Article 30 of the Criminal Act is established upon fulfilling the subjective and objective requirements of crime committed through functional control based on the intent of joint processing and the intent of joint processing. Even in cases where part of the competitors have not been carried out by directly sharing part of the constituent elements, if it is acknowledged that functional control through essential contribution to the crime exists, rather than merely a conspiracy, if it is recognized that there exists a functional control through substantial contribution to the crime, the so-called crime as a co-principal cannot be exempted. Further, in cases where two or more persons are jointly processed for a certain crime, the conspiracy does not require any legal fixed punishment, and it is only a combination of two or more persons to realize the crime through joint processing, and even if a combination of opinions is carried out by several persons, the conspiracy relationship is established, and if it is not carried out by the doctor, even if it is not carried out by the direct participation of the act, it is not necessary to punish other persons as a co-principal, and as a result, it is necessary that two or more public officials should be held as a result of the crime of obstruction of performance of duties, and it is necessary to be jointly carried out.

(3) Determination

The court below found that according to the evidence in its holding, the defendant participated in the meeting with the president at the time of the meeting, etc. and discussed the situation of the meeting with the president at the time of the meeting, etc., due to the experience of the defendant's major executive officer and the number of college students more than that of the college students, and the records of criminal punishment due to the violation of the National Security Act, etc. The court below found that the defendant had actively participated in the above meeting, such as the turning of the Korean president at the time of the meeting and the chairman, etc., and it was hard to accept the judgment of the court below in this part of the charges on the ground that the plaintiff et al. who participated in the above meeting including the defendant et al. was guilty on the ground that the 63 police officer continued to participate in the demonstration at the time of the demonstration by exercising violence as stated in its judgment.

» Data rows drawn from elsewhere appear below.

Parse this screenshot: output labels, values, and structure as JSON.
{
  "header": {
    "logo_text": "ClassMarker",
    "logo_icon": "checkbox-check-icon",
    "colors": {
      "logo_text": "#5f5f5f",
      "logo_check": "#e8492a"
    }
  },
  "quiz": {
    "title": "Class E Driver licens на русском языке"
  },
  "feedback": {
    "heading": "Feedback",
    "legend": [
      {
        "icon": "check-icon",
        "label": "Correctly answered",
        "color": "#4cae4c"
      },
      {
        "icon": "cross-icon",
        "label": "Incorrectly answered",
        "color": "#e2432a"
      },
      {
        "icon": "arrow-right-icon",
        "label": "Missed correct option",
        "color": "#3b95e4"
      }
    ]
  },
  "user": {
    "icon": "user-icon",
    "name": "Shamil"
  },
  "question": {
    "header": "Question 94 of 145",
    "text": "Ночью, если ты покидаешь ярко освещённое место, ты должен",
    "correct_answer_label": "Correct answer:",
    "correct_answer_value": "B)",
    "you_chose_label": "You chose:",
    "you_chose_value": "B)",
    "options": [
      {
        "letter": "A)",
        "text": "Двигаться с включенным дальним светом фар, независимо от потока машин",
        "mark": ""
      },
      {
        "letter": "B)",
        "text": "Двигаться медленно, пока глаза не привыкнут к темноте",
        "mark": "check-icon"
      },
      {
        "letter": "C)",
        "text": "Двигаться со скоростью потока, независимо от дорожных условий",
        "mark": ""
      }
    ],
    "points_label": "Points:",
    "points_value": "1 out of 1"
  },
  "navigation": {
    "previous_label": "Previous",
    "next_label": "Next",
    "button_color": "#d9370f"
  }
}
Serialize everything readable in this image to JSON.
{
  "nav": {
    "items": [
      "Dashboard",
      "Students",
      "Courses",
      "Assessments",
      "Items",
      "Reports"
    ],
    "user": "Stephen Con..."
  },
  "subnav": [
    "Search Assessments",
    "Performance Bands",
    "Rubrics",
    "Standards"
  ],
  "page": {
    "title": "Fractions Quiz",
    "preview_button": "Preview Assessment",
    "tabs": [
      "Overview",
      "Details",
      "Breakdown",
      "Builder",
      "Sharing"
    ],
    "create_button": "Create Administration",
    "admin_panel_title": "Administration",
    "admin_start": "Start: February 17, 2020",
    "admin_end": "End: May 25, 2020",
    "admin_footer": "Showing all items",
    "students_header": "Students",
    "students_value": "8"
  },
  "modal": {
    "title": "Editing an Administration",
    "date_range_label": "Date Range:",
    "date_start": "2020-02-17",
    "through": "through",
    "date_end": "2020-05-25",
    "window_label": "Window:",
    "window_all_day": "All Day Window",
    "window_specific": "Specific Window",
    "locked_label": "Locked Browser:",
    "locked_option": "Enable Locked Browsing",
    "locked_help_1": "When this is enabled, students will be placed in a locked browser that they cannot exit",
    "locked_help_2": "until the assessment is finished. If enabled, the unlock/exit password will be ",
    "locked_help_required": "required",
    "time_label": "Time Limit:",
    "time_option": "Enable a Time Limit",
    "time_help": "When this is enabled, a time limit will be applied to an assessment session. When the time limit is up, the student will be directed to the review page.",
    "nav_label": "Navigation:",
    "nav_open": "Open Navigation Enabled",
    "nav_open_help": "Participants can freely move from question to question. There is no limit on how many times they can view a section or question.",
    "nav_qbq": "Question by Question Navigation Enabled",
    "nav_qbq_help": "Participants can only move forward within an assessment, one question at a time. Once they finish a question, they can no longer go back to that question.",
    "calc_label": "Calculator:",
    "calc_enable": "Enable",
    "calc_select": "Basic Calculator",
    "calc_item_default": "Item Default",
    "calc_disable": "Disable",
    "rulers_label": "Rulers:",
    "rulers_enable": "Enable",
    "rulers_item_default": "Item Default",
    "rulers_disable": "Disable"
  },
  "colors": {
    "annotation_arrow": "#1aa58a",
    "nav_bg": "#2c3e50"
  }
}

Rather, in light of the following circumstances acknowledged by the lower court and the first instance court’s ruling, it is difficult for the Defendant to view the above part of the assembly and demonstration to have been duly adopted and investigated by the police officer, namely, Nonindicted 4, who was the general officer of the first instance court to have been appointed by the Defendant as the chief executive officer of the assembly and demonstration, and the other executive officer of the first instance court. Nonindicted 3 testified that the Defendant was not a chief executive officer of the assembly and demonstration who was not the chief of the assembly and demonstration officer of the first instance court, and that the Defendant was not a chief of the assembly and demonstration officer of the second instance court, but was not a chief of the assembly and demonstration officer of the second instance court, and that the Defendant was not a chief of the assembly and demonstration officer of the second instance court, and that the Defendant was not a chief of the assembly and demonstration officer of the second instance court, and that there was no evidence to the effect that the Defendant was a chief of the assembly and demonstration officer of the second instance court’s first time, and that the Defendant was not a chief of the police officer’s.

B. As to the injury resulting from the obstruction of performance of official duties on August 10, 207

(1) Summary of this part of the facts charged

On August 10, 2007, from around 14:15 to 19:00, the Defendant participated in the unification salary group of 200 university students, together with Nonindicted 8 in the Department of Korean Unification, which was held in front of the military base of the United States Armed Forces located in the Si of the Si of the Si of the Gun of the United States, leading 10 students of the United States Armed Forces to the “U.S.-U. military peace conclusion,” and the “U.S.-U.S.-U.-U.S.-U.-U.S.-U.-U.-U.S.-U.-U.-U.-U.S.-U.-U.-U.S.-U.-U.-U.-U.S.-U.-U.-U.S.-U.-U.-U.S.-U.-U.-U.-U.S.-U.-U.-U.S.-U.-U.-U.S.-U.-U.-U.-U.-U.-U.P.P.

(2) The judgment of the court below

The court below found the defendant guilty only for the crime of obstruction of performance of official duties among the facts charged on the ground that the defendant continued to participate in the above demonstration on the ground that there was no evidence to prove that the defendant had suffered injury, such as the defendant's career, age, etc., while performing a major role in the unification salary team, and the above assembly was actively participated in the above assembly, such as by attracting the students of the unification salary team with the non-indicted 8. In the above assembly, the participants, including the university students of the unification salary team, attempted to enter the military base of the U.S. military forces and prevented police officers from participating in the demonstration, etc., even though the demonstration was displayed, the students of the unification salary team who participated in the above assembly including the defendant continued to participate in the above demonstration, but there was no evidence to prove that the non-indicted 7 suffered injury, such as the above facts charged.

(3) Judgment of the court below

Considering the following circumstances acknowledged by the lower court and the first instance court’s duly adopted and investigated evidence, the Defendant participated in various assemblies where the police officers and police officers participated in the unification fighting with the members of the unification wing team, and the members of the unification 8 and the members of the organization protegatored in the military at the time of the above assembly, the members of the unification wing team and the members of the organization protegatored in the military were trying to enter the military base, and the members of the unification wing team were on the face of the police officers, and were unable to take advantage of the above facts that the Defendant was unable to take advantage of these circumstances, such as violence, which resulted in the Defendant’s injury to the police officers and carried out the military fighting team at the time of the unification 8’s meeting, and thus, it was difficult for the Defendant to take advantage of the aforementioned legal principles as to the police officers and police officers’ right to participate in the assembly at the time of the unification 17th of the Central Assembly.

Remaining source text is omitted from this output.